Dollar extends today's rally against major currencies as US stocks falls sharply on concern of bankruptcy of US automakers. US President Obama said in a briefing today that GM and Chrysler must not be come wards of the state and gave the companies one last chance to fundamentally restructure. Dollar and yen was sharply higher today on news that White House said GM nor Chrysler submitted acceptable plans to receive more bailout money. The automakers are now facing possibility of bankruptcy. GM's CEO Wagoner was forced out, to be replaced by COO Henderson. DOW is down over 3% or 250 pts and is pressing 7500 level ay US noon while S&P 500 is also down more than 3% or 27 pts to 788 level. Major European stocks are sharply lower with FTSE100 down -3.49% to 3762, DAX down -5.1% to 3989, CAC 40 down -4.27% to 2719. Asia stocks led the decline today with Nikkei fell -4.5% to 8236.
DOW's break of 7550 near term support is consistent with our view that a short term top is formed at 7931 on bearish divergence conditions in hourly MACD and RSI. Whether current fall from 7931 is part of consolidation from 6470, or resuming the long term down trend, we're now anticipating further decline towards 7000 psychological level, which is close to 61.8% retracement of 6470 to 7931 at 7028. Hence, further strength in the greenback is anticipated too.
Looking at the dollar index, recent rise extends further to as high as 85.97 so far and at this point, intraday bias will remain on the upside as long as 85.08 minor support holds. As discussed before, fall from 89.62 has completed at 82.63 after drawing support from key support zone of 81/82 (61.8% retracement of 77.69 to 89.62 at 82.24 and 38.2% retracement of 70.70 to 89.62 at 82.39 as well as long term rising trend line support at 81.48. Long term up trend remains intact. Current rise should extend further to 61.8% retracement of 89.62 to 82.63 at 86.94 with prospect of retesting 89.62 high.
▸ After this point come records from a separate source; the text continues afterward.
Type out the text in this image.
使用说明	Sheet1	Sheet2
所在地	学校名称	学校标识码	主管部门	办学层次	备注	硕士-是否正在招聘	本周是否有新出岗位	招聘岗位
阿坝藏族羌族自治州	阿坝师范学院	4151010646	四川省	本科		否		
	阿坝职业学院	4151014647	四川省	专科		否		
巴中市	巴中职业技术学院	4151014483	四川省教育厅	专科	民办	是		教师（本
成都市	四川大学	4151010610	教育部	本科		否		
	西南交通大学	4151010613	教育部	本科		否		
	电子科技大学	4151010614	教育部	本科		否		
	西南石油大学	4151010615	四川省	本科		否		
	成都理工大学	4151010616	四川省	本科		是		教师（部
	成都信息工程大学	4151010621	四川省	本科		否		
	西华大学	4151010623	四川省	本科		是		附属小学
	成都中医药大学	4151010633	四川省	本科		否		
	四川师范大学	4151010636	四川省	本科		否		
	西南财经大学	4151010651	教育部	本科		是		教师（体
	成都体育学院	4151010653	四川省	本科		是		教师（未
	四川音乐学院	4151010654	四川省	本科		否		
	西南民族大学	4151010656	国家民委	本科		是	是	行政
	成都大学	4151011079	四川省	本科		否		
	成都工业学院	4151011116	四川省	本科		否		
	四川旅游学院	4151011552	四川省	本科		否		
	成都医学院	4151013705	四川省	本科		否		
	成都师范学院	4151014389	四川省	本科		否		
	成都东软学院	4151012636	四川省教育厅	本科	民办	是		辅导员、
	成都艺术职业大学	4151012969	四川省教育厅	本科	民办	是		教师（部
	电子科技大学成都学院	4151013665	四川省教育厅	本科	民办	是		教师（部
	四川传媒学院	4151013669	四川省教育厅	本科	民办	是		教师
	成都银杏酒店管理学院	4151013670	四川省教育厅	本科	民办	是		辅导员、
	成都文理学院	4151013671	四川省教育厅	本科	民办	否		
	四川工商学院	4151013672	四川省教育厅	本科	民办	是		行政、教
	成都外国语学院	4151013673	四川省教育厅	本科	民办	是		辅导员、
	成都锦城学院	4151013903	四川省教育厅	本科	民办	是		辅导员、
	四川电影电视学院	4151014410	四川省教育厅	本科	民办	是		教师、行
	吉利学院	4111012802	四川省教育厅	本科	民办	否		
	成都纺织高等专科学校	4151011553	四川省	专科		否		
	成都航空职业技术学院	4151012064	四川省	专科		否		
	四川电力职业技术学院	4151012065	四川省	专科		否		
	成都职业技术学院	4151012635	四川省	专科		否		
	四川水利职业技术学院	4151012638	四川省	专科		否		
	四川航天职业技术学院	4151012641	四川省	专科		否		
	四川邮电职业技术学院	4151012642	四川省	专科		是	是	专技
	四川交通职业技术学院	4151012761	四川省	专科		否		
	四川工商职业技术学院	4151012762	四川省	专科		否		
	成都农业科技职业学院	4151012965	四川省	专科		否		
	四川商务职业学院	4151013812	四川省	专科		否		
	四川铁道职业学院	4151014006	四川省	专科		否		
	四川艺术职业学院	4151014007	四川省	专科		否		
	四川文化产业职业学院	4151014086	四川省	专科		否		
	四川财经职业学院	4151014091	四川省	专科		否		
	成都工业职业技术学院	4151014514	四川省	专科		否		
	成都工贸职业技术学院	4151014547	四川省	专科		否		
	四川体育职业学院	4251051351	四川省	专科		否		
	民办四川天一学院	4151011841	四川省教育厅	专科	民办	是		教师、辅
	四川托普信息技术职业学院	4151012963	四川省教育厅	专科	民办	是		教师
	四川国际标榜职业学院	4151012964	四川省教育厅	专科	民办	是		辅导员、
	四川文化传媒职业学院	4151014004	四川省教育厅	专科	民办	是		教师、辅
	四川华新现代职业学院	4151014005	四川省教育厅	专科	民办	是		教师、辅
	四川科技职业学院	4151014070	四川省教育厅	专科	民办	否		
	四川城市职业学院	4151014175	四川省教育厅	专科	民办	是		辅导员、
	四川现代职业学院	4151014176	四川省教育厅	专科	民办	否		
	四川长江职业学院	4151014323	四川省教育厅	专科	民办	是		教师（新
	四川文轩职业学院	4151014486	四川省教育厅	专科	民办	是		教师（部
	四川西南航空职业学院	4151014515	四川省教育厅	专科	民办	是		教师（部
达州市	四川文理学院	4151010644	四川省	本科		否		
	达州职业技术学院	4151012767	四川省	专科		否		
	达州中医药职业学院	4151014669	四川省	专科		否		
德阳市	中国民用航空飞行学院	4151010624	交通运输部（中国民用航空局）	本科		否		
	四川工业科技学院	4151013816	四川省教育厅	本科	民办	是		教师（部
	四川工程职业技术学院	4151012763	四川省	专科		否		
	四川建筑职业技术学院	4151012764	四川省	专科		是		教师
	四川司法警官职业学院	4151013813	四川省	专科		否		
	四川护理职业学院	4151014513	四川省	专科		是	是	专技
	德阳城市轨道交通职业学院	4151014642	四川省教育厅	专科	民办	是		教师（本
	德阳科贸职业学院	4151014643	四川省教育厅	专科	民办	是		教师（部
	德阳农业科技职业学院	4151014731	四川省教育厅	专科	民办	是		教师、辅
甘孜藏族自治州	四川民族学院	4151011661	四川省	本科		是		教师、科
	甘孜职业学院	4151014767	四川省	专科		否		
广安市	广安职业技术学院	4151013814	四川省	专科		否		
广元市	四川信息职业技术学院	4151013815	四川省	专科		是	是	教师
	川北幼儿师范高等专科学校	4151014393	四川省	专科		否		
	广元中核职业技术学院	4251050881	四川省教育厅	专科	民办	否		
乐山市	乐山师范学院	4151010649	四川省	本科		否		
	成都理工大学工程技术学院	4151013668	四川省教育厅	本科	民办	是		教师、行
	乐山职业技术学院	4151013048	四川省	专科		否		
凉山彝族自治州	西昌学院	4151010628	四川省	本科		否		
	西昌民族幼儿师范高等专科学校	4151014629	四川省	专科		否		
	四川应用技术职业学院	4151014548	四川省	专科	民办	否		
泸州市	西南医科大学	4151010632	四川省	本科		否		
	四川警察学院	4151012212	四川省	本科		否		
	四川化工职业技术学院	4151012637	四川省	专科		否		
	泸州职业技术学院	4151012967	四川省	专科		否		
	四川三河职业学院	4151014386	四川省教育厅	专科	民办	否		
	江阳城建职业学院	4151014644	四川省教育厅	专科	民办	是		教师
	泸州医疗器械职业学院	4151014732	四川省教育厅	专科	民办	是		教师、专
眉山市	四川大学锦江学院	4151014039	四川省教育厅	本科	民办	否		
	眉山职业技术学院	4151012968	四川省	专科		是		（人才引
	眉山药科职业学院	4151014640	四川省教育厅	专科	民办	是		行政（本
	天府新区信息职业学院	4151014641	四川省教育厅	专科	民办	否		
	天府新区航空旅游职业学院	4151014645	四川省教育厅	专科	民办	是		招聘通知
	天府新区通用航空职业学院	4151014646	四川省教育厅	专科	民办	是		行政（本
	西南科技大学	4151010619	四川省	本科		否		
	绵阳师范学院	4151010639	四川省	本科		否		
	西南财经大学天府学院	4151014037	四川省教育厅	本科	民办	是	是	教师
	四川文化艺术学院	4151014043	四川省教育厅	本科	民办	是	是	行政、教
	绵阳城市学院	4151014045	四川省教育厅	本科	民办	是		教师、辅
Though, below 85.08 will dampen this view and turn intraday outlook neutral first.
Looking at the individual currencies, yen dives up some earlier gains and EUR/JPY and GBP/JPY recovers ahead of mentioned key near term support level of 126.06 and 134.94, thus giving some support to EUR/USD and GBP/USD. On the other hand, Canadian dollar is catching up with weakness of Aussie and Kiwi, pressured by falling oil prices which dropped below 50 level today.
On the data front, business and economic survey in the Eurozone showed that confidence of both consumers and business owners have reached the lowest level in 24 years. Consumer confidence in the Eurozone plunged to record low of -34 in March, worse than -33 as market expected and in February as consumers worried about economic condition and unemployment. Business climate also dropped to -3.58 from a revised -3.4 in February and signaled that industrial production in 1Q09 would have contracted sharply. Economic sentiment slid to 64.6 in March, compared with consensus of 65.5 and 65.4 a month ago. Japan's industrial production dropped -9.4 mom in February (consensus: -9.1%, January: -10.2%), the 5th consecutive monthly fall, with the biggest contraction in production of machinery and transportation equipment. However, the pace of decline has shown signs of moderation after plunging by a record -10.2% and -9.8 in January and December, respectively. The Ministry of Economy forecast that production would rise +2.9% in March and +3.1% in April. On annual basis, the reading came in at -38.4% in February, compared with market expectation of -38.1% and -31% in the previous month.
USD/CAD Mid-Day Outlook
Daily Pivots: (S1) 1.2304; (P) 1.2374; (R1) 1.2483; More .
USD/CAD's rally is still in progress and reaches as high as 1.2611 so far in early US session. At this point, intraday bias remains on the upside as long as 1.2462 minor support holds. As discussed before, the decisive break of 1.2504 resistance confirms that fall from 1.3063 has already completed. Stronger rise should now be seen to 61.8% retracement of 1.3063 to 1.2191 at 1.2730 next. Also, consider that fall from 1.3063 is viewed as the last leg of medium term consolidation from 1.3015, break of 1.2730 should bring retest of 1.3063 high. On the downside, below 1.2462 will turn intraday outlook neutral first but another should be seen after brief pull back.
In the bigger picture, fall from 1.3063 is treated as the last falling leg of triangle consolidation that started at 1.3015 and has possibly completed at 1.2191. Further rise could now be seen to retest 1.3063 high and decisive break there will confirm medium term up trend resumption for 61.8% retracement of 1.6196 to 0.9056 at 1.3469. However, note that a break below 1.2191 low will indicate that fall from 1.3063 is still in progress, as well as the consolidation from 1.3015. Deeper fall should be seen towards 1.1761 before completing the consolidation in such case.